At TeedUp Inc. ("TeedUp," "we," "us," or "our"), the security of our customers' data is of utmost importance. We are committed to protecting the integrity, confidentiality, and availability of all data we handle. This Security Policy outlines our approach to maintaining a secure environment and the measures we take to safeguard information. This policy applies to all employees, contractors, and third-party service providers who have access to our systems and data.
1. Security Governance
Responsibilities:
Chief Information Security Officer (CISO): Oversees the implementation and enforcement of security policies.

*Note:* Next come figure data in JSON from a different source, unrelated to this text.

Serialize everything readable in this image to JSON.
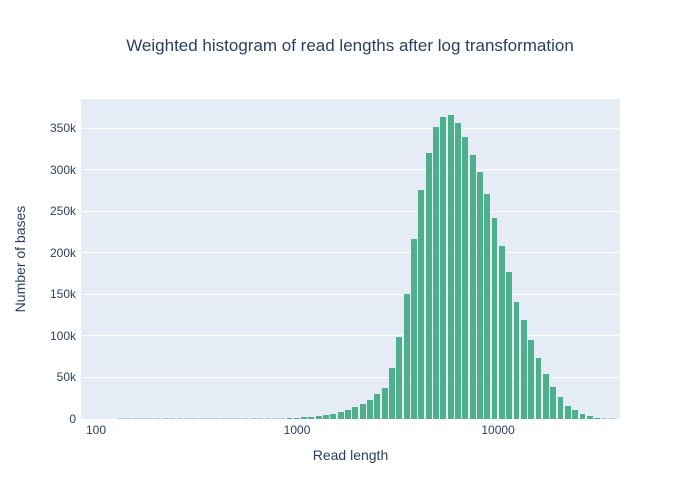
{
  "title": "Weighted histogram of read lengths after log transformation",
  "colors": {
    "text": "#2a3f5f",
    "plot_background": "#e5ecf6",
    "gridline": "#ffffff",
    "bar_fill": "#4daf8c",
    "page_background": "#ffffff"
  },
  "chart_data": {
    "type": "bar",
    "title": "Weighted histogram of read lengths after log transformation",
    "xlabel": "Read length",
    "ylabel": "Number of bases",
    "x_scale": "log",
    "grid": "horizontal-white-on-lightblue",
    "legend": "none",
    "ylim": [
      0,
      385000
    ],
    "xlim_log10": [
      1.9254,
      4.6065
    ],
    "x_ticks": [
      {
        "value": 100,
        "label": "100"
      },
      {
        "value": 1000,
        "label": "1000"
      },
      {
        "value": 10000,
        "label": "10000"
      }
    ],
    "y_ticks": [
      {
        "value": 0,
        "label": "0"
      },
      {
        "value": 50000,
        "label": "50k"
      },
      {
        "value": 100000,
        "label": "100k"
      },
      {
        "value": 150000,
        "label": "150k"
      },
      {
        "value": 200000,
        "label": "200k"
      },
      {
        "value": 250000,
        "label": "250k"
      },
      {
        "value": 300000,
        "label": "300k"
      },
      {
        "value": 350000,
        "label": "350k"
      }
    ],
    "x": [
      133,
      145,
      157,
      171,
      186,
      202,
      220,
      239,
      260,
      283,
      308,
      335,
      364,
      396,
      431,
      469,
      510,
      554,
      603,
      654,
      712,
      774,
      842,
      916,
      996,
      1083,
      1178,
      1281,
      1394,
      1516,
      1649,
      1793,
      1950,
      2121,
      2307,
      2509,
      2729,
      2968,
      3228,
      3511,
      3818,
      4153,
      4516,
      4912,
      5342,
      5810,
      6319,
      6872,
      7474,
      8128,
      8840,
      9614,
      10456,
      11372,
      12368,
      13451,
      14629,
      15910,
      17303,
      18819,
      20467,
      22260,
      24209,
      26330,
      28636,
      31144,
      33871,
      36838
    ],
    "values": [
      200,
      200,
      250,
      200,
      300,
      250,
      200,
      300,
      250,
      300,
      300,
      250,
      300,
      350,
      300,
      350,
      400,
      400,
      450,
      500,
      600,
      800,
      1000,
      1300,
      1700,
      2200,
      2800,
      3600,
      4700,
      6000,
      8000,
      10500,
      14000,
      18000,
      23000,
      30000,
      37000,
      61000,
      99000,
      151000,
      217000,
      275000,
      320000,
      351000,
      363000,
      366000,
      356000,
      339000,
      318000,
      297000,
      271000,
      242000,
      208000,
      177000,
      141000,
      119000,
      95000,
      73000,
      54000,
      39000,
      26000,
      16000,
      11000,
      6000,
      3200,
      1600,
      1000,
      700
    ]
  }
}
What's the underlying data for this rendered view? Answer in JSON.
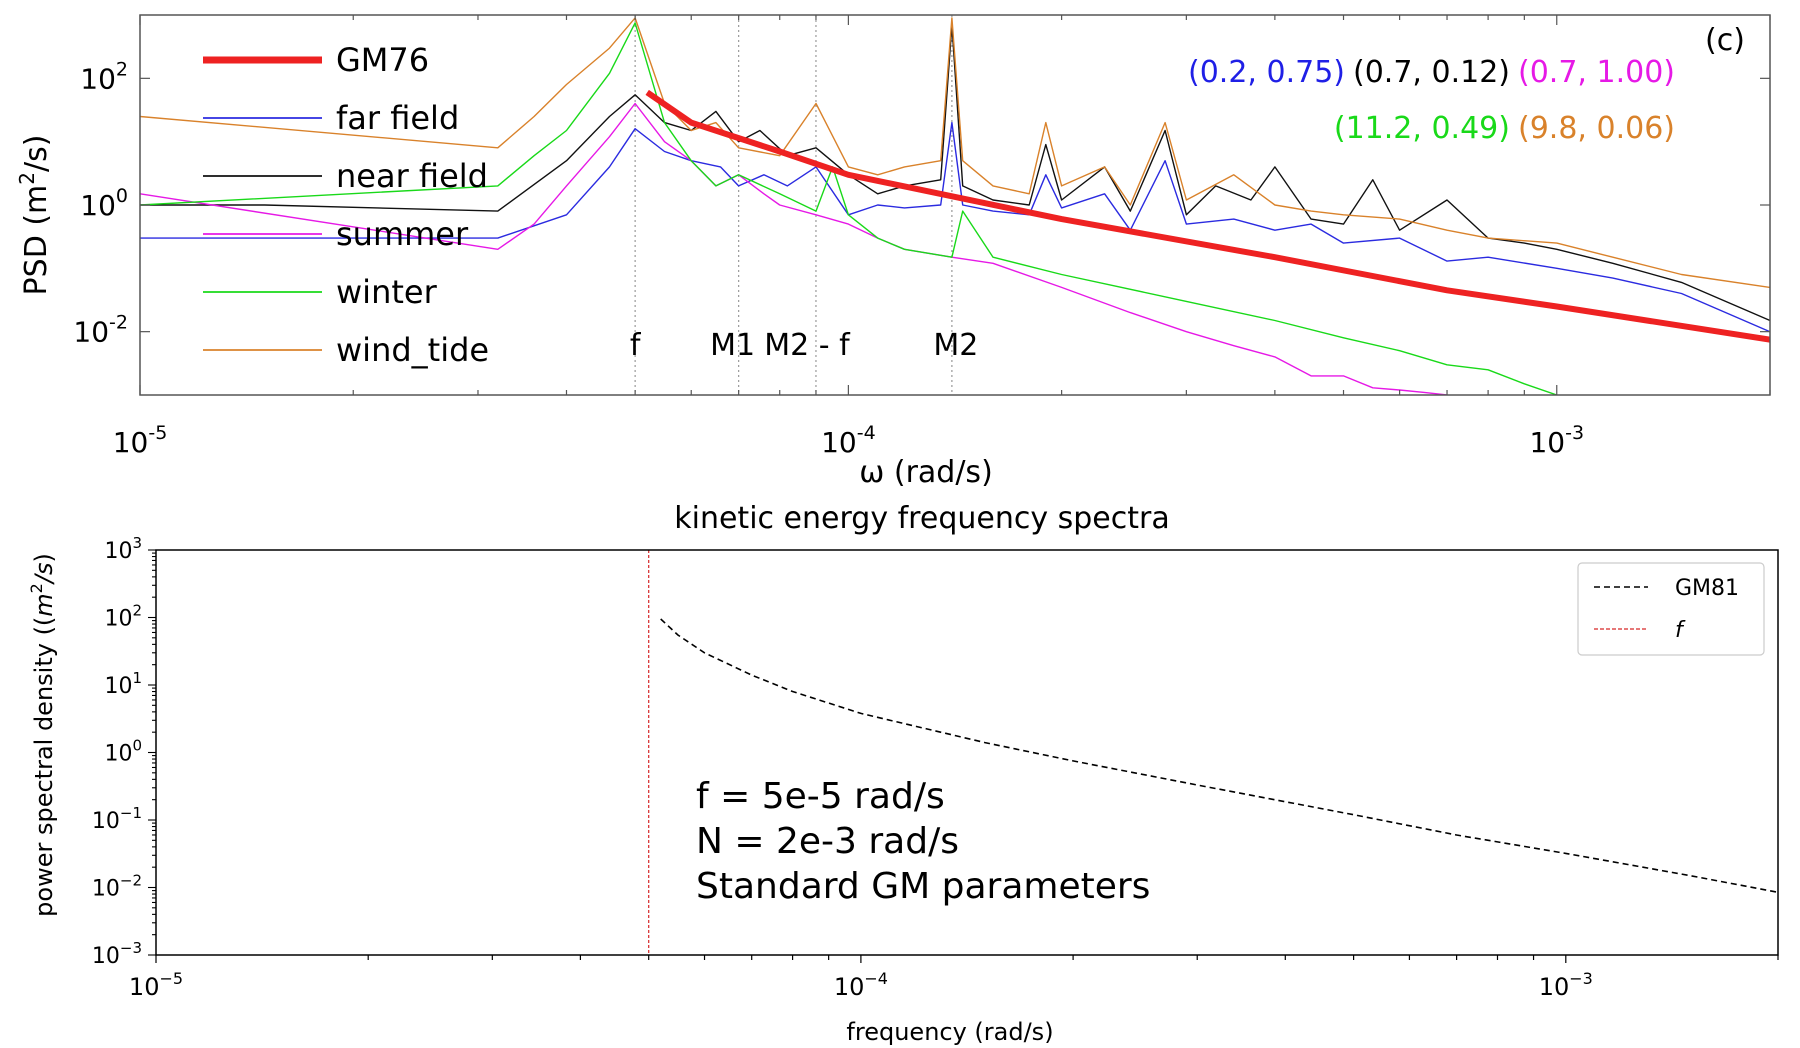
{
  "chart_data": [
    {
      "type": "line",
      "panel_label": "(c)",
      "xscale": "log",
      "yscale": "log",
      "xlim": [
        1e-05,
        0.002
      ],
      "ylim": [
        0.001,
        1000
      ],
      "xlabel": "ω (rad/s)",
      "ylabel_base": "PSD (m",
      "ylabel_sup": "2",
      "ylabel_end": "/s)",
      "x_ticks": [
        {
          "value": 1e-05,
          "base": "10",
          "exp": "-5"
        },
        {
          "value": 0.0001,
          "base": "10",
          "exp": "-4"
        },
        {
          "value": 0.001,
          "base": "10",
          "exp": "-3"
        }
      ],
      "y_ticks": [
        {
          "value": 0.01,
          "base": "10",
          "exp": "-2"
        },
        {
          "value": 1,
          "base": "10",
          "exp": "0"
        },
        {
          "value": 100,
          "base": "10",
          "exp": "2"
        }
      ],
      "legend_position": "top-left",
      "reference_lines": [
        {
          "label": "f",
          "x": 5e-05
        },
        {
          "label": "M1",
          "x": 7e-05
        },
        {
          "label": "M2 - f",
          "x": 9e-05
        },
        {
          "label": "M2",
          "x": 0.00014
        }
      ],
      "annotations": [
        {
          "text": "(0.2, 0.75)",
          "color": "#1f1fe6",
          "row": 1
        },
        {
          "text": "(0.7, 0.12)",
          "color": "#000000",
          "row": 1
        },
        {
          "text": "(0.7, 1.00)",
          "color": "#e619e6",
          "row": 1
        },
        {
          "text": "(11.2, 0.49)",
          "color": "#19d919",
          "row": 2
        },
        {
          "text": "(9.8, 0.06)",
          "color": "#d9822b",
          "row": 2
        }
      ],
      "series": [
        {
          "name": "GM76",
          "color": "#ee2222",
          "width": 6,
          "points": [
            [
              5.2e-05,
              60
            ],
            [
              6e-05,
              20
            ],
            [
              8e-05,
              7
            ],
            [
              0.0001,
              3
            ],
            [
              0.0002,
              0.6
            ],
            [
              0.0004,
              0.15
            ],
            [
              0.0007,
              0.045
            ],
            [
              0.001,
              0.025
            ],
            [
              0.002,
              0.0075
            ]
          ]
        },
        {
          "name": "far field",
          "color": "#2b2be0",
          "width": 1.4,
          "points": [
            [
              1e-05,
              0.3
            ],
            [
              1.8e-05,
              0.3
            ],
            [
              3.2e-05,
              0.3
            ],
            [
              4e-05,
              0.7
            ],
            [
              4.6e-05,
              4
            ],
            [
              5e-05,
              16
            ],
            [
              5.5e-05,
              7
            ],
            [
              6e-05,
              5
            ],
            [
              6.6e-05,
              4
            ],
            [
              7e-05,
              2
            ],
            [
              7.6e-05,
              3
            ],
            [
              8.2e-05,
              2
            ],
            [
              9e-05,
              4
            ],
            [
              0.0001,
              0.7
            ],
            [
              0.00011,
              1
            ],
            [
              0.00012,
              0.9
            ],
            [
              0.000135,
              1
            ],
            [
              0.00014,
              20
            ],
            [
              0.000145,
              1
            ],
            [
              0.00016,
              0.8
            ],
            [
              0.00018,
              0.7
            ],
            [
              0.00019,
              3
            ],
            [
              0.0002,
              0.9
            ],
            [
              0.00023,
              1.5
            ],
            [
              0.00025,
              0.4
            ],
            [
              0.00028,
              5
            ],
            [
              0.0003,
              0.5
            ],
            [
              0.00035,
              0.6
            ],
            [
              0.0004,
              0.4
            ],
            [
              0.00045,
              0.5
            ],
            [
              0.0005,
              0.25
            ],
            [
              0.0006,
              0.3
            ],
            [
              0.0007,
              0.13
            ],
            [
              0.0008,
              0.15
            ],
            [
              0.001,
              0.1
            ],
            [
              0.0012,
              0.07
            ],
            [
              0.0015,
              0.04
            ],
            [
              0.002,
              0.01
            ]
          ]
        },
        {
          "name": "near field",
          "color": "#111111",
          "width": 1.4,
          "points": [
            [
              1e-05,
              1
            ],
            [
              1.5e-05,
              1
            ],
            [
              3.2e-05,
              0.8
            ],
            [
              4e-05,
              5
            ],
            [
              4.6e-05,
              25
            ],
            [
              5e-05,
              55
            ],
            [
              5.5e-05,
              20
            ],
            [
              6e-05,
              15
            ],
            [
              6.5e-05,
              30
            ],
            [
              7e-05,
              10
            ],
            [
              7.5e-05,
              15
            ],
            [
              8.2e-05,
              6
            ],
            [
              9e-05,
              8
            ],
            [
              0.0001,
              3
            ],
            [
              0.00011,
              1.5
            ],
            [
              0.00012,
              2
            ],
            [
              0.000135,
              2.5
            ],
            [
              0.00014,
              700
            ],
            [
              0.000145,
              2
            ],
            [
              0.00016,
              1.2
            ],
            [
              0.00018,
              1
            ],
            [
              0.00019,
              9
            ],
            [
              0.0002,
              1.2
            ],
            [
              0.00023,
              4
            ],
            [
              0.00025,
              0.8
            ],
            [
              0.00028,
              15
            ],
            [
              0.0003,
              0.7
            ],
            [
              0.00033,
              2
            ],
            [
              0.00037,
              1.2
            ],
            [
              0.0004,
              4
            ],
            [
              0.00045,
              0.6
            ],
            [
              0.0005,
              0.5
            ],
            [
              0.00055,
              2.5
            ],
            [
              0.0006,
              0.4
            ],
            [
              0.0007,
              1.2
            ],
            [
              0.0008,
              0.3
            ],
            [
              0.0009,
              0.25
            ],
            [
              0.001,
              0.2
            ],
            [
              0.0012,
              0.12
            ],
            [
              0.0015,
              0.06
            ],
            [
              0.002,
              0.015
            ]
          ]
        },
        {
          "name": "summer",
          "color": "#e619e6",
          "width": 1.4,
          "points": [
            [
              1e-05,
              1.5
            ],
            [
              3.2e-05,
              0.2
            ],
            [
              3.6e-05,
              0.5
            ],
            [
              4e-05,
              2
            ],
            [
              4.6e-05,
              12
            ],
            [
              5e-05,
              40
            ],
            [
              5.5e-05,
              10
            ],
            [
              6e-05,
              5
            ],
            [
              6.5e-05,
              2
            ],
            [
              7e-05,
              3
            ],
            [
              7.6e-05,
              1.5
            ],
            [
              8e-05,
              1
            ],
            [
              9e-05,
              0.7
            ],
            [
              0.0001,
              0.5
            ],
            [
              0.00011,
              0.3
            ],
            [
              0.00012,
              0.2
            ],
            [
              0.00014,
              0.15
            ],
            [
              0.00016,
              0.12
            ],
            [
              0.0002,
              0.05
            ],
            [
              0.00025,
              0.02
            ],
            [
              0.0003,
              0.01
            ],
            [
              0.00035,
              0.006
            ],
            [
              0.0004,
              0.004
            ],
            [
              0.00045,
              0.002
            ],
            [
              0.0005,
              0.002
            ],
            [
              0.00055,
              0.0013
            ],
            [
              0.0006,
              0.0012
            ],
            [
              0.00065,
              0.0011
            ],
            [
              0.0007,
              0.001
            ]
          ]
        },
        {
          "name": "winter",
          "color": "#19d919",
          "width": 1.4,
          "points": [
            [
              1e-05,
              1
            ],
            [
              3.2e-05,
              2
            ],
            [
              3.6e-05,
              6
            ],
            [
              4e-05,
              15
            ],
            [
              4.6e-05,
              120
            ],
            [
              5e-05,
              750
            ],
            [
              5.5e-05,
              20
            ],
            [
              6e-05,
              5
            ],
            [
              6.5e-05,
              2
            ],
            [
              7e-05,
              3
            ],
            [
              8e-05,
              1.5
            ],
            [
              9e-05,
              0.8
            ],
            [
              9.5e-05,
              4
            ],
            [
              0.0001,
              0.7
            ],
            [
              0.00011,
              0.3
            ],
            [
              0.00012,
              0.2
            ],
            [
              0.00014,
              0.15
            ],
            [
              0.000145,
              0.8
            ],
            [
              0.00016,
              0.15
            ],
            [
              0.0002,
              0.08
            ],
            [
              0.0003,
              0.03
            ],
            [
              0.0004,
              0.015
            ],
            [
              0.0005,
              0.008
            ],
            [
              0.0006,
              0.005
            ],
            [
              0.0007,
              0.003
            ],
            [
              0.0008,
              0.0025
            ],
            [
              0.0009,
              0.0015
            ],
            [
              0.001,
              0.001
            ]
          ]
        },
        {
          "name": "wind_tide",
          "color": "#d9822b",
          "width": 1.4,
          "points": [
            [
              1e-05,
              25
            ],
            [
              3.2e-05,
              8
            ],
            [
              3.6e-05,
              25
            ],
            [
              4e-05,
              80
            ],
            [
              4.6e-05,
              300
            ],
            [
              5e-05,
              900
            ],
            [
              5.5e-05,
              40
            ],
            [
              6e-05,
              15
            ],
            [
              6.5e-05,
              20
            ],
            [
              7e-05,
              8
            ],
            [
              8e-05,
              6
            ],
            [
              9e-05,
              40
            ],
            [
              0.0001,
              4
            ],
            [
              0.00011,
              3
            ],
            [
              0.00012,
              4
            ],
            [
              0.000135,
              5
            ],
            [
              0.00014,
              900
            ],
            [
              0.000145,
              5
            ],
            [
              0.00016,
              2
            ],
            [
              0.00018,
              1.5
            ],
            [
              0.00019,
              20
            ],
            [
              0.0002,
              2
            ],
            [
              0.00023,
              4
            ],
            [
              0.00025,
              1
            ],
            [
              0.00028,
              20
            ],
            [
              0.0003,
              1.2
            ],
            [
              0.00035,
              3
            ],
            [
              0.0004,
              1
            ],
            [
              0.00045,
              0.8
            ],
            [
              0.0005,
              0.7
            ],
            [
              0.0006,
              0.6
            ],
            [
              0.0007,
              0.4
            ],
            [
              0.0008,
              0.3
            ],
            [
              0.001,
              0.25
            ],
            [
              0.0012,
              0.15
            ],
            [
              0.0015,
              0.08
            ],
            [
              0.002,
              0.05
            ]
          ]
        }
      ]
    },
    {
      "type": "line",
      "title": "kinetic energy frequency spectra",
      "xlabel": "frequency (rad/s)",
      "ylabel_base": "power spectral density ((",
      "ylabel_italic_m": "m",
      "ylabel_sup": "2",
      "ylabel_italic_s": "/s",
      "ylabel_end": ")",
      "xscale": "log",
      "yscale": "log",
      "xlim": [
        1e-05,
        0.002
      ],
      "ylim": [
        0.001,
        1000
      ],
      "x_ticks": [
        {
          "value": 1e-05,
          "base": "10",
          "exp": "−5"
        },
        {
          "value": 0.0001,
          "base": "10",
          "exp": "−4"
        },
        {
          "value": 0.001,
          "base": "10",
          "exp": "−3"
        }
      ],
      "y_ticks": [
        {
          "value": 0.001,
          "base": "10",
          "exp": "−3"
        },
        {
          "value": 0.01,
          "base": "10",
          "exp": "−2"
        },
        {
          "value": 0.1,
          "base": "10",
          "exp": "−1"
        },
        {
          "value": 1,
          "base": "10",
          "exp": "0"
        },
        {
          "value": 10,
          "base": "10",
          "exp": "1"
        },
        {
          "value": 100,
          "base": "10",
          "exp": "2"
        },
        {
          "value": 1000,
          "base": "10",
          "exp": "3"
        }
      ],
      "legend_position": "top-right",
      "legend": [
        {
          "label": "GM81",
          "color": "#000000",
          "style": "dashed",
          "italic": false
        },
        {
          "label": "f",
          "color": "#d62728",
          "style": "dashed",
          "italic": true
        }
      ],
      "annotation_lines": [
        "f = 5e-5 rad/s",
        "N = 2e-3 rad/s",
        "Standard GM parameters"
      ],
      "vline": {
        "label": "f",
        "x": 5e-05,
        "color": "#d62728"
      },
      "series": [
        {
          "name": "GM81",
          "color": "#000000",
          "style": "dashed",
          "points": [
            [
              5.2e-05,
              95
            ],
            [
              5.5e-05,
              55
            ],
            [
              6e-05,
              30
            ],
            [
              7e-05,
              14
            ],
            [
              8e-05,
              8
            ],
            [
              0.0001,
              3.8
            ],
            [
              0.00015,
              1.4
            ],
            [
              0.0002,
              0.75
            ],
            [
              0.0003,
              0.33
            ],
            [
              0.0005,
              0.12
            ],
            [
              0.0007,
              0.06
            ],
            [
              0.001,
              0.032
            ],
            [
              0.0015,
              0.015
            ],
            [
              0.002,
              0.0085
            ]
          ]
        }
      ]
    }
  ]
}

Security Team: Responsible for monitoring, auditing, and enhancing security measures.
All Employees: Must adhere to the security policies and report any security incidents.
2. Data Protection
Data Encryption:
In Transit: All data transmitted over networks is encrypted using TLS (Transport Layer Security).
At Rest: Sensitive data stored on our servers is encrypted using industry-standard encryption algorithms.
Access Control:
Authentication: Multi-factor authentication (MFA) is required for access to critical systems.
Authorization: Role-based access control (RBAC) ensures that users have the minimum level of access necessary to perform their duties.
Auditing: Access logs are maintained and regularly reviewed to detect and respond to unauthorized access.
3. Network Security
Firewalls and Intrusion Detection:
Firewalls are deployed to protect our network from unauthorized access.
Intrusion detection and prevention systems (IDPS) monitor network traffic for suspicious activity.
Secure Configuration:
All systems are configured according to industry best practices and regularly updated to mitigate vulnerabilities.
Network segmentation is implemented to limit the spread of potential breaches.
4. Incident Response
Incident Management:
An incident response plan is in place to handle security incidents promptly and effectively.
Incidents are classified, investigated, and resolved according to their severity.
Post-incident reviews are conducted to improve our security posture.
Notification:
Affected parties are promptly notified of any data breaches that may compromise their personal information, in compliance with legal requirements.
5. Employee Training
Security Awareness:
All employees undergo regular security awareness training to recognize and prevent security threats.
Phishing simulations and other exercises are conducted to test and reinforce security awareness.
Policy Compliance:
Employees are required to read, understand, and acknowledge our security policies.
Regular assessments are conducted to ensure compliance with security policies.
6. Physical Security
Access Control:
Physical access to our data centers and offices is restricted to authorized personnel only.
Security measures include key card access, surveillance cameras, and security personnel.
Environmental Controls:
Data centers are equipped with environmental controls such as fire suppression systems and temperature monitoring to protect hardware.
7. Vendor Management
Third-Party Security:
Third-party service providers are assessed for their security practices before engagement.
Contracts with third parties include security requirements to ensure compliance with our security standards.
Ongoing Monitoring:
Regular audits and assessments of third-party service providers are conducted to ensure continued compliance.
8. Compliance
Regulatory Compliance:
Our security practices comply with relevant regulations and standards, including GDPR, CCPA, SOC 2, and ISO 27001.
Regular audits are conducted to verify compliance with these standards.
Documentation:
Comprehensive documentation of our security policies, procedures, and controls is maintained and regularly updated.
9. Continuous Improvement
Risk Management:
Regular risk assessments are conducted to identify and mitigate potential security threats.
Security measures are continuously evaluated and improved based on emerging threats and best practices.
Security Testing:
Regular penetration testing and vulnerability assessments are conducted to identify and address security weaknesses.
If you have any questions about this Security Policy, please contact us at legal@teedup.ai.
By using our Services, you agree to the terms of this Security Policy.